Let's take a look at what we've just seen in the benchmarks. The Digital Storm Bolt is just slightly larger than your everyday gaming console, yet its performance is many times higher. This system would be a great option for a HTPC and could easily replace your PlayStation 3 if configured with the optional Blu-ray drive.
While this system does offer fewer configuration options than others available, it does offer some unique advantages over those others. For one, the Bolt's case is a completely custom designed by Digital Storm.
While we're on the topic of a completely custom case, let's note that it doesn't have all of the fit and finish of the mass produced cases on the market. Don't get me wrong, it looks great and feels solid. However, I did run into some slight clearance issues when trying to open and close the case. It's not a massive problem as most people won't be going in and out of their case daily. It is worth noting that some slight tweaking of the side panel was required to get it to slide off. Other than that, the custom case is awesome.
Users who place their system on their desk will also benefit from the small footprint presented by this pint-sized machine. They will not have to sacrifice performance in order to reclaim their desk space. As the owner of a PC in a giant CoolerMaster HAF 932, I know this fact all too well. It will also be easy to move around, which is especially good if you are someone who enjoys LAN parties.
Our review system came with an NVIDIA 660 Ti, which isn't the fastest video card around. However, the system can be customized with an NVIDIA 680, GTX Titan or upgraded at a later time as money and needs dictate.

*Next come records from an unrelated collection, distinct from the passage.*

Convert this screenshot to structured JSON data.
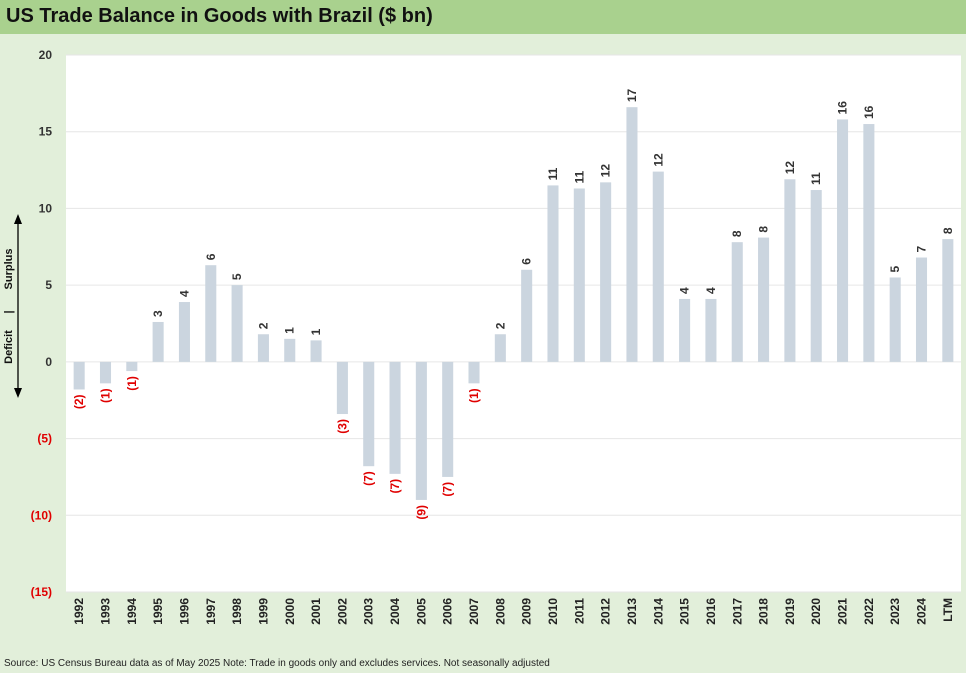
{
  "title": "US Trade Balance in Goods with Brazil ($ bn)",
  "source": "Source: US Census Bureau data as of May 2025 Note: Trade in goods only and excludes services. Not seasonally adjusted",
  "annotation": {
    "surplus": "Surplus",
    "separator": "|",
    "deficit": "Deficit"
  },
  "colors": {
    "bar": "#cbd5df",
    "positive_label": "#333333",
    "negative_label": "#e00000",
    "plot_bg": "#ffffff",
    "grid": "#e6e6e6"
  },
  "chart_data": {
    "type": "bar",
    "categories": [
      "1992",
      "1993",
      "1994",
      "1995",
      "1996",
      "1997",
      "1998",
      "1999",
      "2000",
      "2001",
      "2002",
      "2003",
      "2004",
      "2005",
      "2006",
      "2007",
      "2008",
      "2009",
      "2010",
      "2011",
      "2012",
      "2013",
      "2014",
      "2015",
      "2016",
      "2017",
      "2018",
      "2019",
      "2020",
      "2021",
      "2022",
      "2023",
      "2024",
      "LTM"
    ],
    "values": [
      -1.8,
      -1.4,
      -0.6,
      2.6,
      3.9,
      6.3,
      5.0,
      1.8,
      1.5,
      1.4,
      -3.4,
      -6.8,
      -7.3,
      -9.0,
      -7.5,
      -1.4,
      1.8,
      6.0,
      11.5,
      11.3,
      11.7,
      16.6,
      12.4,
      4.1,
      4.1,
      7.8,
      8.1,
      11.9,
      11.2,
      15.8,
      15.5,
      5.5,
      6.8,
      8.0
    ],
    "data_labels": [
      "(2)",
      "(1)",
      "(1)",
      "3",
      "4",
      "6",
      "5",
      "2",
      "1",
      "1",
      "(3)",
      "(7)",
      "(7)",
      "(9)",
      "(7)",
      "(1)",
      "2",
      "6",
      "11",
      "11",
      "12",
      "17",
      "12",
      "4",
      "4",
      "8",
      "8",
      "12",
      "11",
      "16",
      "16",
      "5",
      "7",
      "8"
    ],
    "y_ticks": [
      20,
      15,
      10,
      5,
      0,
      -5,
      -10,
      -15
    ],
    "y_tick_labels": [
      "20",
      "15",
      "10",
      "5",
      "0",
      "(5)",
      "(10)",
      "(15)"
    ],
    "ylim": [
      -15,
      20
    ],
    "grid": true,
    "legend": "none"
  }
}
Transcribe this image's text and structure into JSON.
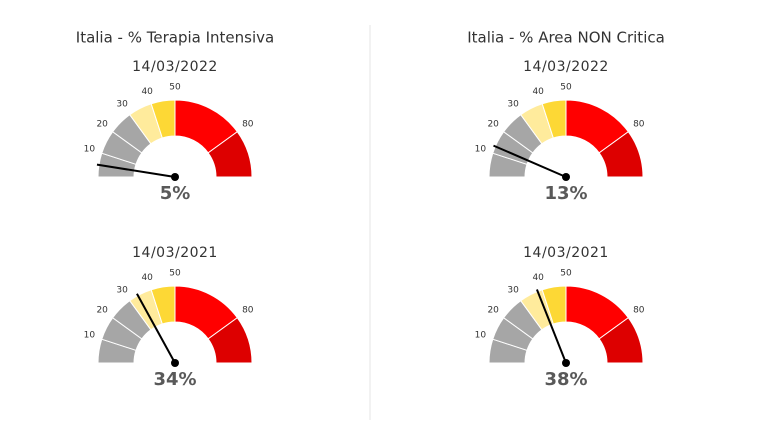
{
  "chart_data": [
    {
      "type": "gauge",
      "title": "Italia - % Terapia Intensiva",
      "subtitle": "14/03/2022",
      "value": 5,
      "value_label": "5%",
      "range": [
        0,
        100
      ],
      "ticks": [
        10,
        20,
        30,
        40,
        50,
        80
      ],
      "bands": [
        {
          "from": 0,
          "to": 10,
          "color": "#a6a6a6"
        },
        {
          "from": 10,
          "to": 20,
          "color": "#a6a6a6"
        },
        {
          "from": 20,
          "to": 30,
          "color": "#a6a6a6"
        },
        {
          "from": 30,
          "to": 40,
          "color": "#ffeb9c"
        },
        {
          "from": 40,
          "to": 50,
          "color": "#fdd835"
        },
        {
          "from": 50,
          "to": 80,
          "color": "#ff0000"
        },
        {
          "from": 80,
          "to": 100,
          "color": "#dd0000"
        }
      ],
      "needle_color": "#000000"
    },
    {
      "type": "gauge",
      "subtitle": "14/03/2021",
      "value": 34,
      "value_label": "34%",
      "range": [
        0,
        100
      ],
      "ticks": [
        10,
        20,
        30,
        40,
        50,
        80
      ],
      "bands": [
        {
          "from": 0,
          "to": 10,
          "color": "#a6a6a6"
        },
        {
          "from": 10,
          "to": 20,
          "color": "#a6a6a6"
        },
        {
          "from": 20,
          "to": 30,
          "color": "#a6a6a6"
        },
        {
          "from": 30,
          "to": 40,
          "color": "#ffeb9c"
        },
        {
          "from": 40,
          "to": 50,
          "color": "#fdd835"
        },
        {
          "from": 50,
          "to": 80,
          "color": "#ff0000"
        },
        {
          "from": 80,
          "to": 100,
          "color": "#dd0000"
        }
      ],
      "needle_color": "#000000"
    },
    {
      "type": "gauge",
      "title": "Italia - % Area NON Critica",
      "subtitle": "14/03/2022",
      "value": 13,
      "value_label": "13%",
      "range": [
        0,
        100
      ],
      "ticks": [
        10,
        20,
        30,
        40,
        50,
        80
      ],
      "bands": [
        {
          "from": 0,
          "to": 10,
          "color": "#a6a6a6"
        },
        {
          "from": 10,
          "to": 20,
          "color": "#a6a6a6"
        },
        {
          "from": 20,
          "to": 30,
          "color": "#a6a6a6"
        },
        {
          "from": 30,
          "to": 40,
          "color": "#ffeb9c"
        },
        {
          "from": 40,
          "to": 50,
          "color": "#fdd835"
        },
        {
          "from": 50,
          "to": 80,
          "color": "#ff0000"
        },
        {
          "from": 80,
          "to": 100,
          "color": "#dd0000"
        }
      ],
      "needle_color": "#000000"
    },
    {
      "type": "gauge",
      "subtitle": "14/03/2021",
      "value": 38,
      "value_label": "38%",
      "range": [
        0,
        100
      ],
      "ticks": [
        10,
        20,
        30,
        40,
        50,
        80
      ],
      "bands": [
        {
          "from": 0,
          "to": 10,
          "color": "#a6a6a6"
        },
        {
          "from": 10,
          "to": 20,
          "color": "#a6a6a6"
        },
        {
          "from": 20,
          "to": 30,
          "color": "#a6a6a6"
        },
        {
          "from": 30,
          "to": 40,
          "color": "#ffeb9c"
        },
        {
          "from": 40,
          "to": 50,
          "color": "#fdd835"
        },
        {
          "from": 50,
          "to": 80,
          "color": "#ff0000"
        },
        {
          "from": 80,
          "to": 100,
          "color": "#dd0000"
        }
      ],
      "needle_color": "#000000"
    }
  ]
}
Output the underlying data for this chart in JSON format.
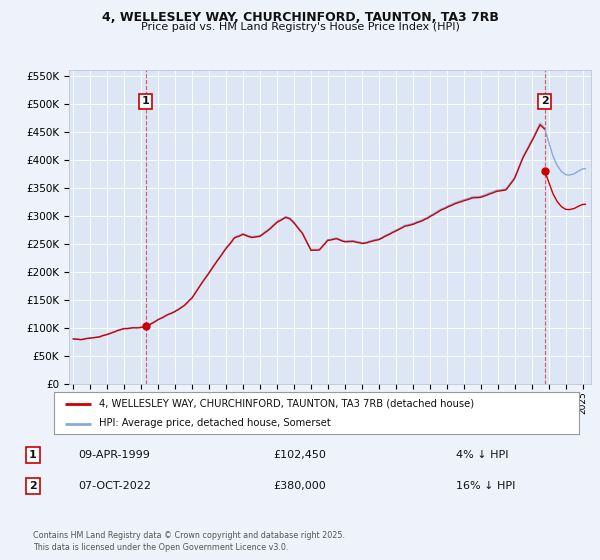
{
  "title1": "4, WELLESLEY WAY, CHURCHINFORD, TAUNTON, TA3 7RB",
  "title2": "Price paid vs. HM Land Registry's House Price Index (HPI)",
  "bg_color": "#eef2fb",
  "plot_bg_color": "#dde6f5",
  "grid_color": "#ffffff",
  "red_line_color": "#cc0000",
  "blue_line_color": "#88aadd",
  "ylabel_ticks": [
    "£0",
    "£50K",
    "£100K",
    "£150K",
    "£200K",
    "£250K",
    "£300K",
    "£350K",
    "£400K",
    "£450K",
    "£500K",
    "£550K"
  ],
  "ylabel_values": [
    0,
    50000,
    100000,
    150000,
    200000,
    250000,
    300000,
    350000,
    400000,
    450000,
    500000,
    550000
  ],
  "xlim_lo": 1994.75,
  "xlim_hi": 2025.5,
  "ylim": [
    0,
    560000
  ],
  "sale1_x": 1999.27,
  "sale1_y": 102450,
  "sale2_x": 2022.77,
  "sale2_y": 380000,
  "legend_label_red": "4, WELLESLEY WAY, CHURCHINFORD, TAUNTON, TA3 7RB (detached house)",
  "legend_label_blue": "HPI: Average price, detached house, Somerset",
  "table_row1": [
    "1",
    "09-APR-1999",
    "£102,450",
    "4% ↓ HPI"
  ],
  "table_row2": [
    "2",
    "07-OCT-2022",
    "£380,000",
    "16% ↓ HPI"
  ],
  "footer": "Contains HM Land Registry data © Crown copyright and database right 2025.\nThis data is licensed under the Open Government Licence v3.0."
}
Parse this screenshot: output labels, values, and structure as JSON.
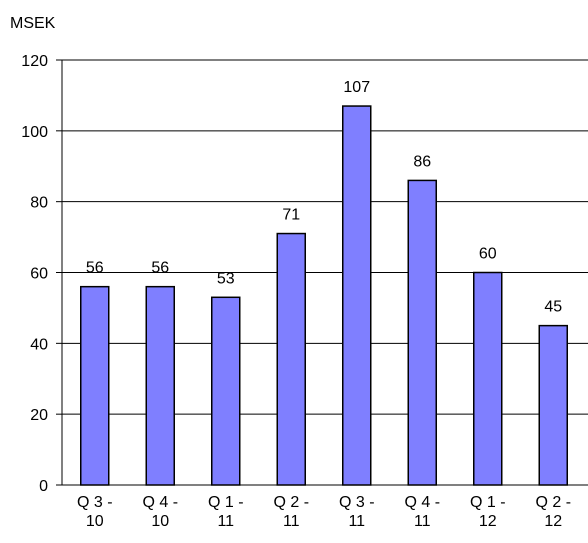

But now we need to bring the price into the discussion. Coming in at $1,599, I would have liked to see the system come with a slightly better video card. Toss in a GTX 670 into this machine and Digital Storm has themselves a real winner on their hands. With the current 660 Ti, I'm not as sure I could justify $1,600.
If we add in the customer support, cable management, and incredible form factor that Digital Storm has achieved, the price starts to become a bit easier to swallow. All-in-all, the Digital Storm Bolt feels like a solid, quality machine. It managed to survive our benchmarks, which isn't an easy task.
Next time you're in the market for a new small form-factor desktop, the Bolt should definitely be on your list of systems to take a look at. Ultimately you'll need to see if the somewhat limited configuration options allow you the flexibility you require.